Results Lactose malabsorption and intolerance were diagnosed in, respectively, 18% and 29% of the patients. The two conditions were not associated, and the severity of intolerance was even less in the patients with malabsorption. Multivariate logistic analysis showed that a high somatisation t-score was significantly associated with lactose intolerance (odds ratio 4.184; 1.704–10.309); the effects of the other psychological variables and of lactose malabsorption were not statistically significant. Health-related quality of life was significantly reduced in the patients with somatisation, but not in those with lactose malabsorption.
Conclusions The symptoms of lactose intolerance during hydrogen breath testing at a low physiological lactose load, are unrelated to lactose malabsorption, but may reveal a tendency towards somatisation that could impair the quality of life.
Introduction
Sensations such as abdominal pain and bloating, flatulence and diarrhoea are often attributed by patients to the ingestion of milk or milk derivatives containing even small quantities of lactose, and this makes them lactose intolerant. One of the mechanisms thought to be involved in the pathogenesis of lactose intolerance is lactose malabsorption: i.e. the nonpersistence of intestinal lactase on the brush border that prevents the small bowel from hydrolysing and absorbing sugar, and subsequently gives rise to the fermentation of malabsorbed lactose by colonic bacteria.
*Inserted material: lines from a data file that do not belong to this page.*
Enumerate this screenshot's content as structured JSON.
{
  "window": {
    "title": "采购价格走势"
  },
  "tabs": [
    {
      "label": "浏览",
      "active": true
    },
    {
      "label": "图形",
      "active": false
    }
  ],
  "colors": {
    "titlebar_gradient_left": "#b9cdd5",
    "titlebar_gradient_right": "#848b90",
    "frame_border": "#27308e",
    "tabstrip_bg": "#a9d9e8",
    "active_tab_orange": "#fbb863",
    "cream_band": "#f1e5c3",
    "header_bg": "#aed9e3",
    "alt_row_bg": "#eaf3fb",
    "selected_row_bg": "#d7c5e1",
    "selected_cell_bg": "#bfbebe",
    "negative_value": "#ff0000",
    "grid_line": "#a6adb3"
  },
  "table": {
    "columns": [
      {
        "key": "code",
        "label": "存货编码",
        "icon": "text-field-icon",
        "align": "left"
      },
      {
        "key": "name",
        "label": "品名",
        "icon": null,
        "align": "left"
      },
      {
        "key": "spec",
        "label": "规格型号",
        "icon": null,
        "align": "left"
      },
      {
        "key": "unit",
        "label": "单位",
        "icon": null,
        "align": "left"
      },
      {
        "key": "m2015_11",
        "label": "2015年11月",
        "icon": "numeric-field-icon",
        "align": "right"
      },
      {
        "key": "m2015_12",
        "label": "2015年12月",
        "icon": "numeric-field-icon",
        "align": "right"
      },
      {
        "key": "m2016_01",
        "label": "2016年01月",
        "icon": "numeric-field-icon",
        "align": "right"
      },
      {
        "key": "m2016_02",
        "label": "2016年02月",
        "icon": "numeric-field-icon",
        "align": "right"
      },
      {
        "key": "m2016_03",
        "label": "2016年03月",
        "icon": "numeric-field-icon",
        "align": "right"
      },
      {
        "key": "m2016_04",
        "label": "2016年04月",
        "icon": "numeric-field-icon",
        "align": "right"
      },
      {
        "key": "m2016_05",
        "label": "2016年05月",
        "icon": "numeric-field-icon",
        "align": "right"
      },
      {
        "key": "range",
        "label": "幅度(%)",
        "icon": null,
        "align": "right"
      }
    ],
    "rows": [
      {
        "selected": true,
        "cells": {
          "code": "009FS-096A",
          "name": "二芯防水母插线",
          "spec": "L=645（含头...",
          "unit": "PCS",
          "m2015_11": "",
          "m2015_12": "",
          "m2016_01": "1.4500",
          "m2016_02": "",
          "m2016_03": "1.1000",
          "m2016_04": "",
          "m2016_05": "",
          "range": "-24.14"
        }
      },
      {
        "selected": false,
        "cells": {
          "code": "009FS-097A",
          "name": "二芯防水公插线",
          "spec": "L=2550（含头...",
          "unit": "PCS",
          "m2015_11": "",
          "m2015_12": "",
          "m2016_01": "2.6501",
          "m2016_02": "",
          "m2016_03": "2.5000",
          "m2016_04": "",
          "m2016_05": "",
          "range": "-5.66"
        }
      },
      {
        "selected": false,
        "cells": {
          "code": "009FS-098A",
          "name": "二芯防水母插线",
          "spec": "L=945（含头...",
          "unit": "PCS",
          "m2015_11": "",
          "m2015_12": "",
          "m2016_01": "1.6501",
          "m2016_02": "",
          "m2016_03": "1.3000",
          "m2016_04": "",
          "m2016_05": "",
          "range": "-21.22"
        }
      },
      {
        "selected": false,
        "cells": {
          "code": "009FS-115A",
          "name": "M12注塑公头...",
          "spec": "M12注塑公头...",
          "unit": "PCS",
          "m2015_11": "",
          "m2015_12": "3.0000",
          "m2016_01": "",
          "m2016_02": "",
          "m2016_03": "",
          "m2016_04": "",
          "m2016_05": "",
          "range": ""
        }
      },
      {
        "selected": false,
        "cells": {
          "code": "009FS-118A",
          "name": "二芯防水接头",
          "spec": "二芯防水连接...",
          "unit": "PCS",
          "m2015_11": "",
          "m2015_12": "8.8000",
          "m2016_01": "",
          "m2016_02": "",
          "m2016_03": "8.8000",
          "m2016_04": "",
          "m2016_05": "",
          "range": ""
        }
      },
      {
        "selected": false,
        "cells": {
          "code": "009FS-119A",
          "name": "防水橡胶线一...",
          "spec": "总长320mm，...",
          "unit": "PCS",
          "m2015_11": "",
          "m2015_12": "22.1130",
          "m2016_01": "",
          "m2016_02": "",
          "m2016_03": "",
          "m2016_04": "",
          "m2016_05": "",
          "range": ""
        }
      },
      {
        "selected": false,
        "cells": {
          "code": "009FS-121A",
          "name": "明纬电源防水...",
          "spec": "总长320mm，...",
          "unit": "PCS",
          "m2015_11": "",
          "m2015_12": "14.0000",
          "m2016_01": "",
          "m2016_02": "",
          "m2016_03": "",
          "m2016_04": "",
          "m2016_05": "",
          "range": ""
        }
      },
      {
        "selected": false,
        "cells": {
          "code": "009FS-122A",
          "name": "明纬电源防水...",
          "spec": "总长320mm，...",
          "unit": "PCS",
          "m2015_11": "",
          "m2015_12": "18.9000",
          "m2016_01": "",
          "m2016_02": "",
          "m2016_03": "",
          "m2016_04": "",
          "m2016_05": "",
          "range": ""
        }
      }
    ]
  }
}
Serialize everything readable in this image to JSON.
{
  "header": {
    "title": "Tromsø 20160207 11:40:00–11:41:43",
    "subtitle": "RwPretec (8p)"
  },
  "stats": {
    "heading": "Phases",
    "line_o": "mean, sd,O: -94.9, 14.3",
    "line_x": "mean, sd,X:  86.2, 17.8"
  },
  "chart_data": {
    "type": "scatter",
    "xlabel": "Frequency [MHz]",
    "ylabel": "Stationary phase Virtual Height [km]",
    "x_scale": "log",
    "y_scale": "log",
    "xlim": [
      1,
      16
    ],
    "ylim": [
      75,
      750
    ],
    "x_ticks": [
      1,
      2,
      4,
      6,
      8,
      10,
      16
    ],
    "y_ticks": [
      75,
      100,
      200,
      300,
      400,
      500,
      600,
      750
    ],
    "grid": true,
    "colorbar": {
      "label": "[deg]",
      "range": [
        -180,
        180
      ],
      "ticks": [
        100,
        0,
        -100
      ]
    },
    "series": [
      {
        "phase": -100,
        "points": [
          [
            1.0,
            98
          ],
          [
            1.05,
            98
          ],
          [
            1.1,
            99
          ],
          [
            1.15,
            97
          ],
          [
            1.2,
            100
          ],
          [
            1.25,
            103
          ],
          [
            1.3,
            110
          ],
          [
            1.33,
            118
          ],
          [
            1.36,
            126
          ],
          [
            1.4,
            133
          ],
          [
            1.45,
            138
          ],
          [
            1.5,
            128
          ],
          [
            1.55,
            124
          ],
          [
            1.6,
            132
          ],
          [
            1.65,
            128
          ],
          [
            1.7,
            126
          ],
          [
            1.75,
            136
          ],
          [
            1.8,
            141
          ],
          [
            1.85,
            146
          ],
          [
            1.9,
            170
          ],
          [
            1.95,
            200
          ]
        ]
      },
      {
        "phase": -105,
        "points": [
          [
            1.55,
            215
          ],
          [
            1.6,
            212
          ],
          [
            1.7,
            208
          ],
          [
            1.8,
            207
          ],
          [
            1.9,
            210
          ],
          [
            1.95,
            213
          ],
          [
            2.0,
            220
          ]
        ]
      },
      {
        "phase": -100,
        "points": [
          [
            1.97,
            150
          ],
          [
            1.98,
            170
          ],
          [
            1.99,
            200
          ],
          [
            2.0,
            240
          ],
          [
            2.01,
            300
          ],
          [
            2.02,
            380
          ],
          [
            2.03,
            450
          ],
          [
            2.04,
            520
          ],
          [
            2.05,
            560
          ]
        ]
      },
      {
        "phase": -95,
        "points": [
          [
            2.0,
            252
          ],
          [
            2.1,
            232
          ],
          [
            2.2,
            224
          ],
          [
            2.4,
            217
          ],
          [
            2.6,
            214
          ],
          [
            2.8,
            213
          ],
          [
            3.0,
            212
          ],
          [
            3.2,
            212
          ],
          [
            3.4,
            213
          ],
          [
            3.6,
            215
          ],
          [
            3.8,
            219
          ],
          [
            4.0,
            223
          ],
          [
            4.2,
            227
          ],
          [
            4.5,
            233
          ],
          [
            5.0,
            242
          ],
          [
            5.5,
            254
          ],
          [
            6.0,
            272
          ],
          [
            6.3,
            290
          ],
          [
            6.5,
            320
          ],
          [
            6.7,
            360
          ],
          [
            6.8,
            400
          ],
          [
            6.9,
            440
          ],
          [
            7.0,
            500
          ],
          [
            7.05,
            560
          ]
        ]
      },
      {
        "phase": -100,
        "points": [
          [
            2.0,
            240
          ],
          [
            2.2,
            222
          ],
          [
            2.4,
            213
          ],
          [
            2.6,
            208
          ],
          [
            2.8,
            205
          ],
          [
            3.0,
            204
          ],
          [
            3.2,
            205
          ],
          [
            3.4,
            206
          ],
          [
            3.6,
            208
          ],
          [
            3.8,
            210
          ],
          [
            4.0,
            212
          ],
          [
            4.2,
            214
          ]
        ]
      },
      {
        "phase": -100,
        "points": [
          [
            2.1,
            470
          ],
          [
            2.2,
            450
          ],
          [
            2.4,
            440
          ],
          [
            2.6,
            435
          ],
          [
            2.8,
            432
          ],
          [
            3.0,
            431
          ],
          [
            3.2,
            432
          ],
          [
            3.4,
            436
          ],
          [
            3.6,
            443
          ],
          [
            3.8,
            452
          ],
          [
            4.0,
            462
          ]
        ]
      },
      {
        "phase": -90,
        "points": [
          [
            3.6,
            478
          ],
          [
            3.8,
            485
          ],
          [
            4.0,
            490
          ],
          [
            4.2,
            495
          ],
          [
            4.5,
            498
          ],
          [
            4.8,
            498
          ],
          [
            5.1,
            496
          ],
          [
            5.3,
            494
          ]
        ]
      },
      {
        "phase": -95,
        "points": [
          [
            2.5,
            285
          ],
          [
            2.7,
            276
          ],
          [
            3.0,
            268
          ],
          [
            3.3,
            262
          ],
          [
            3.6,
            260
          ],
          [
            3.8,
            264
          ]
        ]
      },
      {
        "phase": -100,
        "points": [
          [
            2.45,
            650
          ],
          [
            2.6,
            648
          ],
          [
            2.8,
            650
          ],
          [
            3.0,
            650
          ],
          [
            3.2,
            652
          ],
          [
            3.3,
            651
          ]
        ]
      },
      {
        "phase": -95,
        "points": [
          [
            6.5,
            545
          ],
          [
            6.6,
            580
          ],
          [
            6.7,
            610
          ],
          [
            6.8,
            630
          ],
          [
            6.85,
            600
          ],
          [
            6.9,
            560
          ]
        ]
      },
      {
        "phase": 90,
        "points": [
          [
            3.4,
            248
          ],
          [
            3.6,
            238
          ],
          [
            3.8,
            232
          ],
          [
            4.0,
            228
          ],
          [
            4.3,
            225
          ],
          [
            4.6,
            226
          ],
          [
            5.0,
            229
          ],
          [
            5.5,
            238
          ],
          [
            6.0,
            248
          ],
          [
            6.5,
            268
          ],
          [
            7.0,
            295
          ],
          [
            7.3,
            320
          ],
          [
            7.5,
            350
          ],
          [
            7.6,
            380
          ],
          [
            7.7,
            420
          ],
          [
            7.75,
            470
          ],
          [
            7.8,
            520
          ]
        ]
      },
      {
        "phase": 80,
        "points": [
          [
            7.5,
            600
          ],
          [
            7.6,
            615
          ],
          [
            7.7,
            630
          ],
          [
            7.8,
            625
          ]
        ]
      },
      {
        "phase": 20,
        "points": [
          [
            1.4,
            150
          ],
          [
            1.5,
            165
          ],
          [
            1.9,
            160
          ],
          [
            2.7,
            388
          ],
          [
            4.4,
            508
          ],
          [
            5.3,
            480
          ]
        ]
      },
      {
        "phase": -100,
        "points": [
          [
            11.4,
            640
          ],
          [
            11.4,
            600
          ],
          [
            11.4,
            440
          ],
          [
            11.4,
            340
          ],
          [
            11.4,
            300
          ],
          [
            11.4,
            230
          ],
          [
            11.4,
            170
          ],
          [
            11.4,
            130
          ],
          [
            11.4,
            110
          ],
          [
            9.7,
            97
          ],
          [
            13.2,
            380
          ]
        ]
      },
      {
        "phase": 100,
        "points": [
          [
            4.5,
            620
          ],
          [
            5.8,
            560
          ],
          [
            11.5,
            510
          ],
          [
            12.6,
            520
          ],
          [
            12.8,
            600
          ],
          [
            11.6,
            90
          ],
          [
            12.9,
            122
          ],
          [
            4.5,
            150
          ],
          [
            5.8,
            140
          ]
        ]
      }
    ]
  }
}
Some physicians believe that the relationship between lactose malabsorption and lactose intolerance is so strong that the two terms can be used interchangeably, and that the wide range of gut and systemic symptoms reported by patients with lactose intolerance may be due to toxic metabolites of the malabsorbed lactose.
These beliefs arise from observations that the ingestion of large doses of lactose (such as the 50 g contained in one litre of milk) induce abdominal pain, nausea, diarrhoea, bloating and flatulence in subjects with lactose malabsorption. However, other factors seem to be involved in reports of symptoms after the ingestion of large doses of lactose. Casellas et al. have recently observed that the severity of the gastrointestinal symptoms that patients attribute to lactose intolerance in everyday life exceeds the intensity of those caused by the administration of 50 g of lactose under controlled laboratory conditions, and do not depend on the presence of lactose absorption or malabsorption. This suggests that patients with lactose intolerance tend to have an exaggerated recall of their symptoms, and that the perception of the symptoms may be unrelated to lactose malabsorption.
The relationship between the symptoms of lactose intolerance and lactose malabsorption is even weaker when smaller physiological doses of lactose are ingested. In the seminal double-blind study of Suarez et al., a self-selected group of people who identified themselves as severely lactose-intolerant ingested 240 g of milk (15 g of lactose) or an equivalent dose of lactose-hydrolysed milk: their symptoms were minimal and not significantly different. The discrepancy between the patients' conception that ingesting small quantities of milk causes severe gastrointestinal symptoms and the fact that the same patients reported only trivial symptoms after ingesting milk under controlled conditions suggests that psychological factors may play a role in the perception and reporting of symptoms of lactose intolerance. This hypothesis has been previously investigated by Suarez et al., but the results were inconclusive, possibly because of the small sample size and the high rate of invalid evaluations of psychological factors.
The aim of this study was to explore the same hypothesis by assessing whether the symptoms of lactose intolerance after the ingestion of 15 g of lactose are due to lactose malabsorption or an altered psychological profile in a large series of consecutive patients with suspected lactose malabsorption.